We denote the relative sensitivity of a variable to a parameter:

$$s_i\left(t\right)=\frac{\partial y_i(t.P)}{\partial P}\frac{P}{y_i},i=v,b,$$

the absolute sensitivity equation of parameter $S_i$:

$$\dot{S_i}=\frac{\partial f}{\partial y}{S}_i+\frac{\partial f}{\partial p},i=v,b.$$

Next, the sensitivity of forest fire frequency and the impact of forest fires on trees to various variables in the system is discussed through sensitivity analysis and relative sensitivity analysis. The sensitivity equation of the system contains four equations for parameter $m_v$.

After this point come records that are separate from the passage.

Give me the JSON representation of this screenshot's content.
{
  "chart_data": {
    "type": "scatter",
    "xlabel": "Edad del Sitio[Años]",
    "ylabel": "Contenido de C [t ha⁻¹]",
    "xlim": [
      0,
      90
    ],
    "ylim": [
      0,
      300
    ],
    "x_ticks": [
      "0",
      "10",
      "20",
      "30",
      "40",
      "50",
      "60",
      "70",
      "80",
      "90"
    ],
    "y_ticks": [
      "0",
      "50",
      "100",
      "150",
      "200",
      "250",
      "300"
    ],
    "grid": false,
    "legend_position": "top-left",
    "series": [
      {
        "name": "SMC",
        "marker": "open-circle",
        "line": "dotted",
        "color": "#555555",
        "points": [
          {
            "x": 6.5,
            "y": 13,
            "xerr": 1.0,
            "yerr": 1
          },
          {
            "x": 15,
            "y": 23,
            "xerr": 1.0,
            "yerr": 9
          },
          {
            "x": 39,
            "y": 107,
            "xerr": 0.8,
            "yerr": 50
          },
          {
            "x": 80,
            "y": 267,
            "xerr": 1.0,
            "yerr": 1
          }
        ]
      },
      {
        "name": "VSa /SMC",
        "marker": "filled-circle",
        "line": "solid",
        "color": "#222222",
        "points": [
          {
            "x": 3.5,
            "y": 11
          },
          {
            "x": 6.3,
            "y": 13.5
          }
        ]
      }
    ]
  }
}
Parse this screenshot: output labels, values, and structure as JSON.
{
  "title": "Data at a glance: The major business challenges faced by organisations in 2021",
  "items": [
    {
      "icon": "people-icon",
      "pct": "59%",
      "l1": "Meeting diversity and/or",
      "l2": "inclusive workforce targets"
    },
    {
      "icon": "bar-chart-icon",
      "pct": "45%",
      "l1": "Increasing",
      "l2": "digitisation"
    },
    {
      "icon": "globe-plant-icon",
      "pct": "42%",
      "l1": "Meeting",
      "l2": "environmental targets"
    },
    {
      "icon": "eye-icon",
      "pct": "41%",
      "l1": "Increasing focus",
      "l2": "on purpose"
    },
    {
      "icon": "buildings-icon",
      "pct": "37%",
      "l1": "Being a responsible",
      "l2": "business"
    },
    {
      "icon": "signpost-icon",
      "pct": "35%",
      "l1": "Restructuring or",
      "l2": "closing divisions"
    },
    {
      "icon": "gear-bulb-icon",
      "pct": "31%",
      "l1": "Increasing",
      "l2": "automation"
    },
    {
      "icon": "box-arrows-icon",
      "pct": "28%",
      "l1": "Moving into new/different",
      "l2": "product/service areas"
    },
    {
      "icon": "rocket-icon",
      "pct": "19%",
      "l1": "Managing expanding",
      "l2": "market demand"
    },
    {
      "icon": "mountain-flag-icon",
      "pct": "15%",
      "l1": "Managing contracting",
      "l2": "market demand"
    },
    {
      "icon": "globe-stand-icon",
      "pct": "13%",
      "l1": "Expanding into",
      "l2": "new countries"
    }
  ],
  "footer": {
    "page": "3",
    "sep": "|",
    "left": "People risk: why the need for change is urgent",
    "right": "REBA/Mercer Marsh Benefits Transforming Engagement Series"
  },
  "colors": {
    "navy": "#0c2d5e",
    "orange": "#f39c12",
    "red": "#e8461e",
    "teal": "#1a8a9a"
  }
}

$$\left\{\begin{array}{c}\dot{v}=v(1-v-\frac{Kb}{r+K_{e}b}-m_{v}v),\hfill \\ \dot{b}=b[r_1(1-b)-\frac{{\alpha }_1}{1+{\beta }_{1}b}+\frac{{\alpha }_2{m}_v}{1+{\beta }_{1}b}-{\alpha }_3{m}_{v}v],\hfill \\ \dot{S_v}=S_v(1-2v-\frac{Kb}{r+K_{e}b}-2m_{v}v)-S_b\frac{Krv}{r+K_{e}b}-v^2,\hfill \\ \dot{S_b}=S_b(r_1-2r_{1}b-\frac{{\alpha }_1}{{(1+{\beta }_{1}b)}^2}+\frac{{\alpha }_2{m}_v}{{(1+{\beta }_{1}b)}^2}-{\alpha }_3{m}_{v}v)-S_v{\alpha }_3{m}_{v}b+\frac{{\alpha }_{2}b}{1+{\beta }_{1}b}-{\alpha }_{3}vb.\hfill \end{array}\right.$$

(14)

The Rk-4 method was used to calculate the system, and the sensitivity and relative sensitivity analysis of forest fire intensity and the impact of forest fires on trees were obtained. The conclusions obtained can reflect the impact intensity of each variable in the system, as shown in the figure.

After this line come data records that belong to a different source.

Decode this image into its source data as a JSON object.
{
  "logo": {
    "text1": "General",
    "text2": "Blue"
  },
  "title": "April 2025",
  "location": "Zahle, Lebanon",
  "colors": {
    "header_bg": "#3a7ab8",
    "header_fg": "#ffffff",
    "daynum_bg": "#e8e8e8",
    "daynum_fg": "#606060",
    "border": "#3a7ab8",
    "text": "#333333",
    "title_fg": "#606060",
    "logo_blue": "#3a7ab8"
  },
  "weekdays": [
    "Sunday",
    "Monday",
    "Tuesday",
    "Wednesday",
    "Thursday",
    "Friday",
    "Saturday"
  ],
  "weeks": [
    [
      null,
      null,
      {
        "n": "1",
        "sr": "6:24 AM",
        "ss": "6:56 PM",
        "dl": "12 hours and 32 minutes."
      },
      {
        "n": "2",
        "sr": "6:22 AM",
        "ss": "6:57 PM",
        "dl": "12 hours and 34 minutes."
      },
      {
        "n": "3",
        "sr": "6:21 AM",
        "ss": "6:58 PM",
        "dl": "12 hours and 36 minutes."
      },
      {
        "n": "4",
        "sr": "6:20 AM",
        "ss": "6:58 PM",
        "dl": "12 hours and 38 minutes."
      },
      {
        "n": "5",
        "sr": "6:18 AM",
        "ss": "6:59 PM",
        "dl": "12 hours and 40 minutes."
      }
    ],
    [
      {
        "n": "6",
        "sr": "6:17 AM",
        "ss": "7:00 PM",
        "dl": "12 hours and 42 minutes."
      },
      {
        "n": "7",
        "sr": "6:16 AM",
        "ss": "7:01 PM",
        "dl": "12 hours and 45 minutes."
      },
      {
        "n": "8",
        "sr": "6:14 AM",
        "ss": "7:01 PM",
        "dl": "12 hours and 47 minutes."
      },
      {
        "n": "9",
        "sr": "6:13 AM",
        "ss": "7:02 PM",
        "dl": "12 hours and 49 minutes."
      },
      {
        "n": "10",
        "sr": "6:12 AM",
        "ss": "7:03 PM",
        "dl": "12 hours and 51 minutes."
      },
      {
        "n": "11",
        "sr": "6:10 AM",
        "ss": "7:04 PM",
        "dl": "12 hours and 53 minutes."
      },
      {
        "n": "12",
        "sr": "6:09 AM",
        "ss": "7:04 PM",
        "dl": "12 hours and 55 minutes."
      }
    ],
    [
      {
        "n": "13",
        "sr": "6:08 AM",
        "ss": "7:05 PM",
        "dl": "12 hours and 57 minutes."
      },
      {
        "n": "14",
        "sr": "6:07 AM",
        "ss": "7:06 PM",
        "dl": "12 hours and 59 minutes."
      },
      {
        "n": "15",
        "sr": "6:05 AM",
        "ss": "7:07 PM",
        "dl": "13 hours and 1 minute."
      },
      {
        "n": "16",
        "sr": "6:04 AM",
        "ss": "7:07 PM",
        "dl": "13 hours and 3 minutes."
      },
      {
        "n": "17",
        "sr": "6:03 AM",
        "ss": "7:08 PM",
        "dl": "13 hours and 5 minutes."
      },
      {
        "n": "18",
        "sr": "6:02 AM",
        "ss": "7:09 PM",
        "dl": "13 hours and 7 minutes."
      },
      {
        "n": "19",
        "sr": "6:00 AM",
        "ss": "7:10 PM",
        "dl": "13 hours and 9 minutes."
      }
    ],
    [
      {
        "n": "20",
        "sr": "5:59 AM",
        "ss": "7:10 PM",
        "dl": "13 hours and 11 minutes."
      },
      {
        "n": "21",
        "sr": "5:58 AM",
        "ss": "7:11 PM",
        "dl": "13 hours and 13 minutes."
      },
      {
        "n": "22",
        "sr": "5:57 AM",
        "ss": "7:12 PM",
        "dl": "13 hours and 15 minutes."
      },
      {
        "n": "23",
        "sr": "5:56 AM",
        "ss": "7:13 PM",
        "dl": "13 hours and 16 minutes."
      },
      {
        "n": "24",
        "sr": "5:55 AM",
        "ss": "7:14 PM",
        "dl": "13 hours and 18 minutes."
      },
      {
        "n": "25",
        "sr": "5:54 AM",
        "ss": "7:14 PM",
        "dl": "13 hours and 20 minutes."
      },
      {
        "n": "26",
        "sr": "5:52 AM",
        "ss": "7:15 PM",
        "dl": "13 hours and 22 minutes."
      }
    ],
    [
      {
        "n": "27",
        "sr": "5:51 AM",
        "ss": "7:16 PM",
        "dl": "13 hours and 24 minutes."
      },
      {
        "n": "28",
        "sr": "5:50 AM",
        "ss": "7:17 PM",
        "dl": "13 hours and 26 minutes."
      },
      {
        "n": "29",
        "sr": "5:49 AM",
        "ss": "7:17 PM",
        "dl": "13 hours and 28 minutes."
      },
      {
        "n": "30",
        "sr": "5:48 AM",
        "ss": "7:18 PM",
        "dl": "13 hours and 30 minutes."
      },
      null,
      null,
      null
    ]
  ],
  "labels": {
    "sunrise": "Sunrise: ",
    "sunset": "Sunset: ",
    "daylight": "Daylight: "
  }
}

As shown in Figure 6 and Figure 7, both the sensitivity and relative sensitivity of $m_v$ to $v\left(t\right)$ show a trend less than 0, indicating that the increase in $m_v$ will lead to the decrease in $v\left(t\right)$, and when $t=10$, $S_v=-1.109<{10}^{-6}<0$, $\frac{m_v{S}_v}{v}=-0.02485<0$. That means that when $m_v$ increases by $10\%$, trees will decrease by $0.2485\%$. The sensitivity and relative sensitivity of $m_v$ to $b\left(t\right)$ show a trend greater than 0, indicating that the increase in $m_v$ will lead to the decrease in $b\left(t\right)$. When $b\left(t\right)$, $S_b=0.001797>0$ and $\frac{m_v{S}_b}{v}=0.2593>0$. That means that when $m_v$ increases by $10\%$, beetles will increase by $2.593\%$. Ecologically speaking, we assume that the beetle–tree system has been exposed to sequential fires of constant intensity. This means that a sufficiently intense fire will result in a large number of trees being burned and weaken the defenses of living trees, thus allowing beetle epidemics (beetle outbreaks) to become established in the forest. With our results, there may be positive feedback between disturbances between wildfires and insect outbreaks, which would enhance the frequency and severity of forest damage from these two natural disturbances. This situation is consistent with current theories in the field.

4. Discussion

We present mathematical models with generalizations that provide a basis for exploring the disturbance effects of wildfires and insect outbreaks on forests. Current research reports show that there is a lack of proof of the global stability of the model, as well as analysis and fitting of actual data; see [17]. In Section 2, we prove the coexistence equilibrium is globally stable under certain conditions. In this paper, the tree–insect–fire model is optimized and rewritten. The optimal control strategy for the frequency of wildfire occurrence is discussed. In order to find the appropriate wildfire occurrence frequency and reduce the loss of trees. Based on the forest fire data from 2004 to 2017 provided by the State Forestry Administration, the development trend of a forest area after a forest fire is predicted. The sensitivity analysis is used to identify the frequency and intensity of forest fires, and the results show that the frequency of forest fires greatly influenced the tree–insect coexistence mechanism, or to be more precise, when the beetle–tree system is exposed to continuous fires of constant intensity. Intense fires will result in the burning of large amounts of forest and, in the process, also weaken the defense systems of living trees, thus allowing beetle epidemics to become established in the forest, which is consistent with the subsequent research theory in Reference [17].